Entendemos un Plan de Desarrollo Estratégico (PDE) como una conversación sobre el contexto, la política y el negocio de la organización. Decimos contexto en el sentido de tomar el momento histórico en que se desenvuelve una organización y que debe estar reflejado básicamente en su análisis externo. Por política nos referimos al análisis interno, pero también a una mirada que movilice los liderazgos internos y que permitan llevar a cabo las acciones que el mismo plan sostiene. Hacerse la pregunta ¿Quién tiene el poder para llevar adelante las acciones que proponemos? Si el análisis es correcto, surgirán los liderazgos informales y debemos conversar sobre el poder.

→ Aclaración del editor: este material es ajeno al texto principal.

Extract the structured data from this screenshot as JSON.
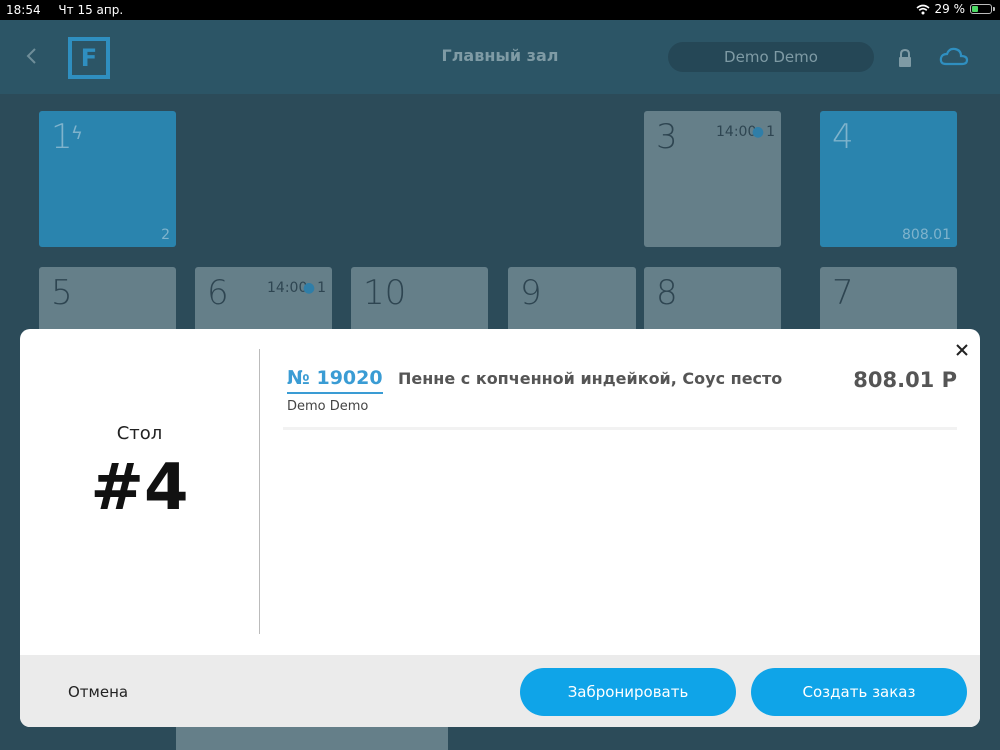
{
  "status_bar": {
    "time": "18:54",
    "date": "Чт 15 апр.",
    "battery": "29 %",
    "battery_level": 0.29
  },
  "header": {
    "title": "Главный зал",
    "user": "Demo Demo"
  },
  "tables": [
    {
      "number": "1",
      "badge_icon": "lightning-icon",
      "bottom": "2",
      "blue": true
    },
    {
      "number": "3",
      "time": "14:00",
      "guests": "1",
      "blue": false
    },
    {
      "number": "4",
      "bottom": "808.01",
      "blue": true
    },
    {
      "number": "5",
      "blue": false
    },
    {
      "number": "6",
      "time": "14:00",
      "guests": "1",
      "blue": false
    },
    {
      "number": "10",
      "blue": false
    },
    {
      "number": "9",
      "blue": false
    },
    {
      "number": "8",
      "blue": false
    },
    {
      "number": "7",
      "blue": false
    }
  ],
  "modal": {
    "table_label": "Стол",
    "table_number": "#4",
    "order": {
      "number": "№ 19020",
      "dish": "Пенне с копченной индейкой, Соус песто",
      "price": "808.01 Р",
      "waiter": "Demo Demo"
    },
    "cancel": "Отмена",
    "reserve": "Забронировать",
    "create_order": "Создать заказ"
  },
  "colors": {
    "accent": "#0fa4e8",
    "order_link": "#3a9cd4",
    "table_blue": "#2a84ae",
    "table_gray": "#657f89"
  }
}
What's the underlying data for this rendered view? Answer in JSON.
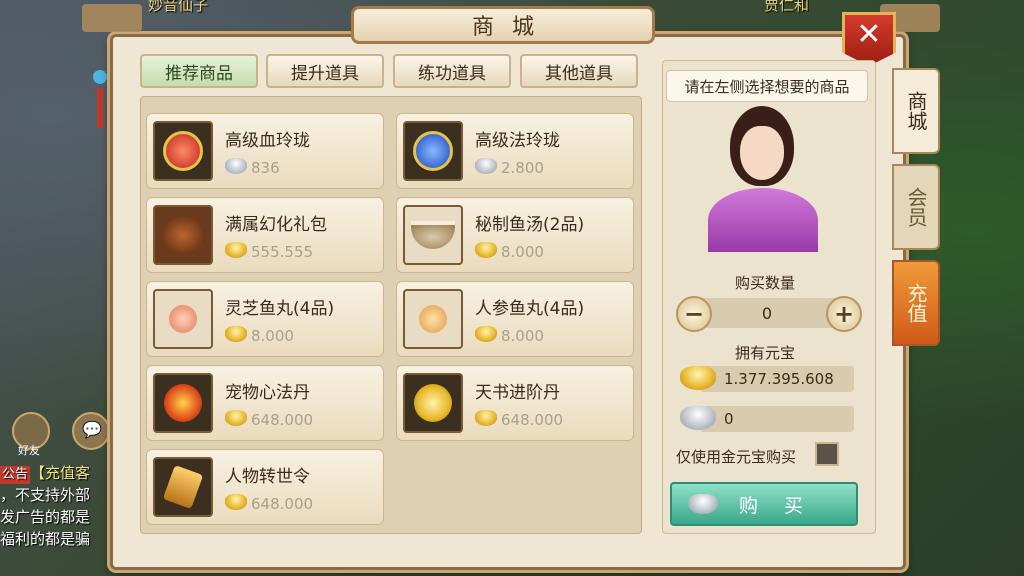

Finalmente por negocio, obviamente nos referimos al giro de la organización y a generar las acciones que aseguran no sólo su sustentabilidad, sino que su crecimiento en el tiempo. Debemos tener cuidado en no ser demasiado conservadores en la mirada por que hoy en día, es habitual que lo que definimos como negocios hace relativamente poco tiempo a tras, hoy ya no lo sea. Tampoco se trata de ser innovadores per se. Ese es el dilema.
En general nos encontramos con PDE cuya formulación, no satisface la conversación que proponemos, toda vez que los análisis correspondientes a los contextos, políticas y negocios suelen ser débiles.
Como visión general, creemos, que frecuentemente los análisis que se realizan son teóricos y muy generales, y no entrega elementos necesarios para concluir objetivos y acciones para enfrentar el entorno en el cual la organización participa. Todo esto es el reflejo de la falta de confianza de los equipos directivos y de una escasa capacidad de entregar sus opiniones sin tantos eufemismos.
Un punto que nos parece importante, políticamente y como parte de fortalecer la pertenencia del PDE, es la participación de la mayor cantidad de personas a través de encuentros departamentales o inter departamentales de no mas de 20 personas de modo de asegurar su participación. Posteriormente, asegurarse que esto quede bien recogido en el documento. En algunos casos, puede que lo que se plantee aquí no sea posible. Lo que finalmente queremos sostener es que la construcción del Plan, debe ser un acto participativo y no un documento redactado entre cuatro paredes, peor aun si esta acción la realizan consultores externos que no tienen un compromiso con la organización.
A modo de resumen, sostenemos que más allá de estas situaciones de estructura, forma y fondo, me parece que lo más importante a considerar en un PDE, es que este debe movilizar a la organización, fomentan el compromiso de sus integrantes, visualizar el futuro y manifestar sus factores políticos: especialmente clarificar temas de liderazgo y poder (gobierno). Puesto que alguien debe tener la capacidad de hacer que las cosas ocurran.
El PDE no es un documento para dejar olvidado en un cajón de un escritorio. Queremos insistir que desarrollar un PDE, como lo proponemos aquí, entrega una oportunidad para generar un espacio conversacional clave para la vida de la empresa. Si ignoramos la planificación, decimos entonces que ignoramos las oportunidades para diseñar el futuro, y aceptamos ser llevados a la deriva dondequiera que nuestras prácticas actuales nos lleven.
Por otro lado, generando confianza y participación, permitimos que cada uno de los integrantes de la organización de lo mejor de si mismo y de esta forma, logramos un objetivo central, darle vida al PDE como carta de navegación, destacando y fortaleciendo la capacidad de la dirección de liderar los nuevos desafíos, maximizando la posibilidad de apoyo de cada estamento.